PS Consultants - ideas & solutions

Security on the net
April 2000

The internet's growth as a trading medium has carried on almost oblivious to the early fears of security of credit card transactions - for most users, that's now history. However, the consequences of lax identity control means that around half of all reported credit card fraud now occurs on the net, although only 5% (very max) of trading is done on the net. How so..?

Wait a moment before you rush to shred you cards and cancel the account numbers, this fraud has almost no consequences for card holders - the fall guys are the e-tailers who get charged back by the card "acceptance" companies every time there is the merest sniff of a dodgy deal. I'd love to hear from any read who has suffered loss as a purchaser over the net - because I still don't know of any authentic losses incurred by card holders themselves.

I know of loads of stiffed e-tailers who accepted cards in good faith, got the "OK" from the card companies and duly delivered goods, only to have the charged refuted because of subsequent revelations of fraud, most usually on digital downloads (software and music) where there is no physical delivery address to supply to. It's so pathetically simple - hang around the bins at the back of the Chinese restaurant and fish out the credit card counterfoils. Then fill your hard disk with stolen digital data.

It's the same wheeze as afflicts the "Pay as you go" cellphones, and it's really a case of the credit card companies and banks being guilty of being stupid. But there is also now a wheeze that takes advantage of the "comfort" of a delivery address - after all, how can the trader go wrong with a legit delivery address to support the purchase?

Easy! The scamster with the stolen credit card advertises goods on an auction site at an "attractive price", and lays in wait for a victim to bite. Curious - but suspicious about the low price - the victim asks the seller for more information. The seller then offers to ship the goods directly to the shopper, no questions asked, no money upfront.  The scamster just asks for a promise  from the victim  to return  the goods, or send the dosh.

Since the goods are every bit as expected  when they turn up , the scamster  usually  gets the dosh wired over to an accommodation address, and everyone is happy. The fact that bank  accommodating the address in one scam was a Latvian bank might have raised a few eyebrows - but hey, this net thing is a global phenomenon, right?  However, have you tried suing anyone in Latvia lately? No? I thought not. Don't bother, either.

How and why do banks allow this sort of thing, you may wonder, when it's so darned obvious. Well, the land of the CC is the USA, and I have a lovely conspiracy theory that I would like to share with you.
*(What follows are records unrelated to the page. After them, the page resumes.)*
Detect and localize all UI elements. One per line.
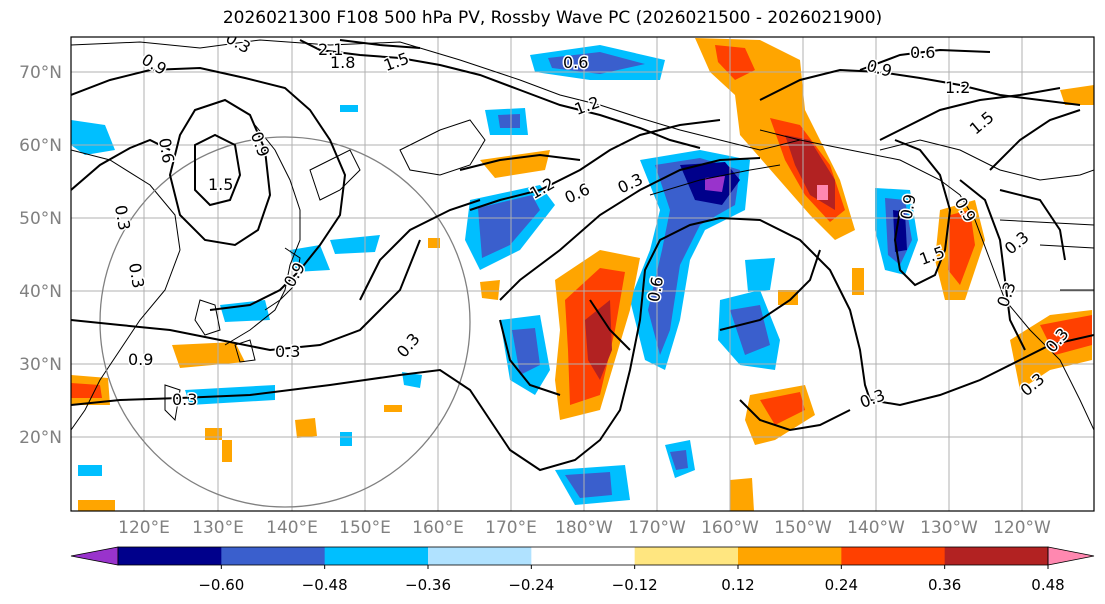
lat-label: 40°N [19, 282, 62, 302]
colorbar-segments [70, 546, 1095, 566]
colorbar-segment [944, 547, 1049, 565]
colorbar-tick-label: −0.12 [612, 576, 658, 594]
anomaly-blob [480, 150, 550, 178]
anomaly-blob [480, 280, 500, 300]
anomaly-blob [71, 120, 115, 155]
lat-label: 70°N [19, 63, 62, 83]
colorbar-segment [634, 547, 739, 565]
lat-label: 30°N [19, 355, 62, 375]
anomaly-blob [330, 235, 380, 254]
lon-label: 130°E [192, 518, 244, 538]
anomaly-blob [172, 342, 245, 368]
lon-label: 130°W [920, 518, 978, 538]
colorbar-ticks: −0.60 −0.48 −0.36 −0.24 −0.12 0.12 0.24 0.36 0.4… [198, 565, 1065, 594]
colorbar-extension-min [70, 546, 119, 566]
anomaly-blob [705, 176, 725, 192]
contour-label: 2.1 [318, 40, 343, 59]
anomaly-blob [760, 392, 805, 425]
longitude-labels: 120°E 130°E 140°E 150°E 160°E 170°E 180°… [118, 518, 1051, 538]
colorbar: −0.60 −0.48 −0.36 −0.24 −0.12 0.12 0.24 0.36 0.4… [70, 546, 1095, 594]
contour-label: 0.9 [128, 350, 153, 369]
lon-label: 140°E [266, 518, 318, 538]
colorbar-tick-label: −0.24 [508, 576, 554, 594]
colorbar-tick-label: −0.60 [198, 576, 244, 594]
anomaly-blob [71, 383, 102, 398]
lat-label: 50°N [19, 209, 62, 229]
anomaly-blob [340, 432, 352, 446]
anomaly-blob [78, 500, 115, 511]
anomaly-blob [340, 105, 358, 112]
anomaly-blob [498, 114, 520, 128]
lon-label: 140°W [847, 518, 905, 538]
colorbar-tick-label: −0.48 [302, 576, 348, 594]
contour-label: 0.6 [563, 53, 588, 72]
contour-label: 0.3 [111, 204, 134, 232]
anomaly-blob [402, 372, 422, 388]
anomaly-blob [730, 305, 770, 355]
contour-label: 1.5 [208, 175, 233, 194]
colorbar-segment [738, 547, 842, 565]
anomaly-blob [670, 450, 688, 470]
lon-label: 160°E [412, 518, 464, 538]
anomaly-blob [778, 290, 798, 305]
anomaly-blob [295, 418, 317, 438]
lon-label: 150°W [774, 518, 832, 538]
colorbar-frame [117, 546, 1049, 566]
anomaly-blob [730, 478, 754, 511]
colorbar-segment [118, 547, 222, 565]
colorbar-segment [841, 547, 946, 565]
anomaly-blob [428, 238, 440, 248]
lat-label: 20°N [19, 428, 62, 448]
colorbar-tick-label: 0.48 [1031, 576, 1064, 594]
lon-label: 180°W [555, 518, 613, 538]
anomaly-blob [78, 465, 102, 476]
map-title: 2026021300 F108 500 hPa PV, Rossby Wave … [222, 8, 883, 28]
anomaly-blob [548, 52, 645, 74]
contour-label: 1.2 [945, 78, 970, 97]
map-frame [70, 36, 1095, 512]
lon-label: 120°E [118, 518, 170, 538]
lon-label: 120°W [993, 518, 1051, 538]
contour-label: 0.6 [155, 136, 178, 164]
colorbar-segment [531, 547, 636, 565]
anomaly-blob [205, 428, 222, 440]
anomaly-blob [220, 300, 270, 322]
pv-contours [71, 39, 1094, 472]
contour-label: 1.8 [330, 53, 355, 72]
colorbar-segment [428, 547, 532, 565]
anomaly-blob [384, 405, 402, 412]
lon-label: 170°W [628, 518, 686, 538]
colorbar-tick-label: 0.36 [928, 576, 961, 594]
anomaly-blob [478, 195, 540, 258]
lat-label: 60°N [19, 136, 62, 156]
colorbar-tick-label: 0.12 [721, 576, 754, 594]
colorbar-segment [324, 547, 429, 565]
anomaly-blob [745, 258, 775, 292]
anomaly-blob [222, 440, 232, 462]
latitude-labels: 70°N 60°N 50°N 40°N 30°N 20°N [19, 63, 62, 448]
anomaly-blob [948, 210, 975, 285]
contour-label: 0.3 [275, 342, 300, 361]
colorbar-segment [221, 547, 326, 565]
contour-label: 0.6 [910, 43, 935, 62]
anomaly-blob [585, 300, 612, 380]
anomaly-blob [512, 328, 540, 375]
anomaly-blob [565, 472, 612, 498]
coastlines [71, 39, 1094, 431]
anomaly-blob [715, 45, 755, 80]
lon-label: 170°E [485, 518, 537, 538]
lon-label: 150°E [339, 518, 391, 538]
anomaly-blob [1060, 85, 1094, 105]
anomaly-blob [852, 268, 864, 295]
colorbar-extension-max [1047, 546, 1095, 566]
anomaly-blob [893, 210, 907, 252]
colorbar-tick-label: −0.36 [405, 576, 451, 594]
colorbar-tick-label: 0.24 [825, 576, 858, 594]
contour-label: 0.3 [172, 390, 197, 409]
graticule [71, 37, 1094, 511]
anomaly-blob [817, 185, 828, 200]
lon-label: 160°W [701, 518, 759, 538]
anomaly-blob [648, 158, 740, 355]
Remember prohibition..? Well, one of the factions most opposed to ending prohibition turned out to be those who made money from running the booze, and it's just possible that seriously organised US crime is responsible for making a lot of money from the presently imperfect nature of credit cards. Maybe some large bank executives who have tried to clamp down have woken up with a horse’s head on the pillow next to them, capice? Who knows?
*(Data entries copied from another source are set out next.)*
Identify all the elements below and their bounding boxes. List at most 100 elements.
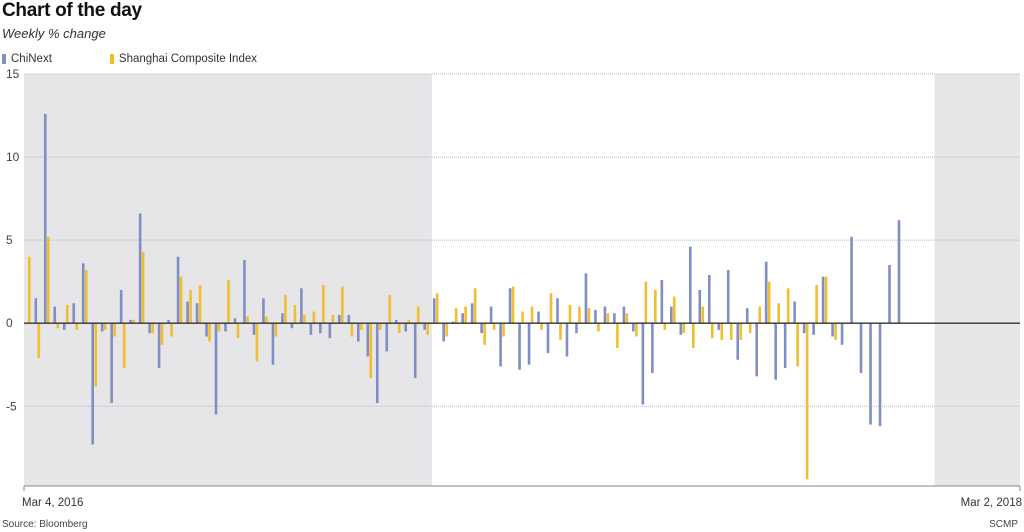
- bar-chinext: [802, 323, 806, 334]
- bar-chinext: [869, 323, 872, 425]
- bar-shanghai: [208, 323, 211, 342]
- bar-shanghai: [597, 323, 600, 332]
- bar-chinext: [584, 273, 588, 324]
- bar-chinext: [613, 313, 616, 324]
- bar-chinext: [129, 319, 132, 324]
- bar-chinext: [214, 323, 218, 415]
- bar-chinext: [100, 323, 104, 332]
- bar-shanghai: [303, 314, 306, 324]
- bar-chinext: [470, 303, 474, 324]
- legend-label-chinext: ChiNext: [11, 53, 52, 65]
- bar-shanghai: [170, 323, 173, 337]
- bar-chinext: [518, 323, 521, 370]
- bar-chinext: [404, 323, 408, 332]
- legend-item-chinext: ChiNext: [2, 53, 52, 65]
- bar-chinext: [556, 298, 559, 324]
- bar-shanghai: [454, 308, 458, 324]
- bar-chinext: [622, 306, 626, 324]
- bar-chinext: [641, 323, 645, 405]
- bar-shanghai: [369, 323, 373, 379]
- y-tick-label-4: -5: [6, 399, 17, 413]
- bar-shanghai: [739, 323, 743, 340]
- bar-chinext: [43, 113, 47, 324]
- bar-chinext: [508, 288, 512, 324]
- bar-shanghai: [75, 323, 79, 330]
- bar-shanghai: [84, 270, 88, 324]
- source-note: Source: Bloomberg: [2, 519, 88, 530]
- y-tick-label-1: 10: [6, 150, 20, 164]
- bar-chinext: [357, 323, 360, 342]
- bar-chinext: [338, 314, 341, 324]
- bar-shanghai: [682, 323, 686, 334]
- bar-shanghai: [141, 251, 145, 324]
- bar-chinext: [186, 301, 189, 324]
- bar-shanghai: [151, 323, 154, 334]
- bar-chinext: [831, 323, 834, 337]
- bar-shanghai: [341, 286, 344, 324]
- bar-shanghai: [113, 323, 116, 337]
- bar-shanghai: [511, 286, 515, 324]
- legend-label-shanghai: Shanghai Composite Index: [118, 53, 257, 65]
- bar-chinext: [793, 301, 796, 324]
- bar-chinext: [243, 260, 246, 324]
- bar-chinext: [774, 323, 777, 380]
- bar-shanghai: [360, 323, 363, 330]
- bar-chinext: [537, 311, 540, 324]
- bar-shanghai: [748, 323, 752, 334]
- shaded-region-1: [934, 74, 1020, 486]
- bar-chinext: [480, 323, 483, 334]
- bar-shanghai: [805, 323, 809, 480]
- bar-chinext: [594, 309, 597, 324]
- bar-chinext: [148, 323, 151, 334]
- bar-chinext: [565, 323, 569, 357]
- bar-chinext: [726, 270, 730, 324]
- bar-chinext: [157, 323, 161, 369]
- bar-chinext: [319, 323, 322, 334]
- bar-shanghai: [160, 323, 164, 345]
- bar-shanghai: [246, 316, 249, 324]
- bar-chinext: [176, 256, 180, 324]
- bar-shanghai: [578, 306, 581, 324]
- bar-shanghai: [464, 306, 467, 324]
- bar-chinext: [110, 323, 113, 403]
- bar-chinext: [138, 213, 142, 324]
- y-tick-label-3: 0: [6, 316, 13, 330]
- bar-shanghai: [834, 323, 837, 340]
- bar-shanghai: [786, 288, 790, 324]
- bar-shanghai: [56, 323, 60, 329]
- bar-chinext: [755, 323, 758, 377]
- bar-shanghai: [378, 323, 382, 330]
- bar-chinext: [660, 280, 664, 324]
- legend-item-shanghai: Shanghai Composite Index: [109, 53, 257, 65]
- bar-chinext: [707, 275, 711, 324]
- bar-shanghai: [388, 294, 392, 324]
- bar-shanghai: [274, 323, 278, 337]
- bar-shanghai: [635, 323, 638, 337]
- bar-shanghai: [255, 323, 259, 362]
- bar-shanghai: [767, 281, 771, 324]
- y-tick-label-2: 5: [6, 233, 13, 247]
- bar-shanghai: [198, 284, 202, 324]
- bar-shanghai: [559, 323, 562, 340]
- bar-chinext: [527, 323, 531, 365]
- bar-chinext: [745, 308, 749, 324]
- bar-chinext: [347, 314, 351, 324]
- bar-chinext: [385, 323, 389, 352]
- bar-shanghai: [37, 323, 41, 359]
- bar-shanghai: [824, 276, 828, 324]
- bar-shanghai: [103, 323, 107, 330]
- bar-shanghai: [654, 289, 657, 324]
- bar-chinext: [575, 323, 578, 334]
- bar-shanghai: [179, 276, 183, 324]
- bar-chinext: [394, 319, 398, 324]
- legend: ChiNext Shanghai Composite Index: [2, 53, 315, 65]
- bar-shanghai: [483, 323, 486, 345]
- bar-chinext: [461, 313, 464, 324]
- bar-chinext: [366, 323, 370, 357]
- bar-shanghai: [416, 306, 420, 324]
- bar-chinext: [546, 323, 550, 354]
- bar-chinext: [698, 289, 702, 324]
- bar-shanghai: [692, 323, 695, 349]
- bar-shanghai: [189, 289, 192, 324]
The notion of "secure server certification" has been around for a while, and this means that secure servers are registered through a process of trusted third parties who make an effort to only issue certificates to people who are who and what they say they are. This is not a perfect process, there are no inspectors visiting to make certain that this is not a scam to collect credit cards, just a diligent process much like establishing identity when applying for a passport - ie: not infallible. And at the end of the day, these certificates are only "soft" and thus easily misappropriated or otherwise purloined. However, they are tied to specific system host names and thus a degree of traceability is possible.

But there is no such thing as a "Secure purchaser certificate" (yet), and with dynamic IP allocations, unless an ISP is remarkably more diligent than most, it's difficult to trace any dial-up user with certainty.

But the obvious solution is... erm "obvious". Only a hardware device that can be issued securely against a specific identity is going to solve this problem for the card companies. They know it, but they are just slow to address the matter. A smart card is the only way forward in electronic identity (subcutaneous transponders aside) and it's a relief to see that this particular penny has started to drop.

Now the next battle to fight is the proliferation of standards in Smart Cards as banks will be banks, and will want to try and fence off bits of the e-scape for themselves, in their traditional manner. But thanks to an accident of banking, the Mondex cash card scheme started before the net was even an issue has emerged to take the lead and show everyone the way. In the same way TCPIP provided the common data management route that made the net happen, so the Mondex inspired card operating system - Multos - could provide the open structures for a sensible smart card strategy for the net. Keep your fingers crossed.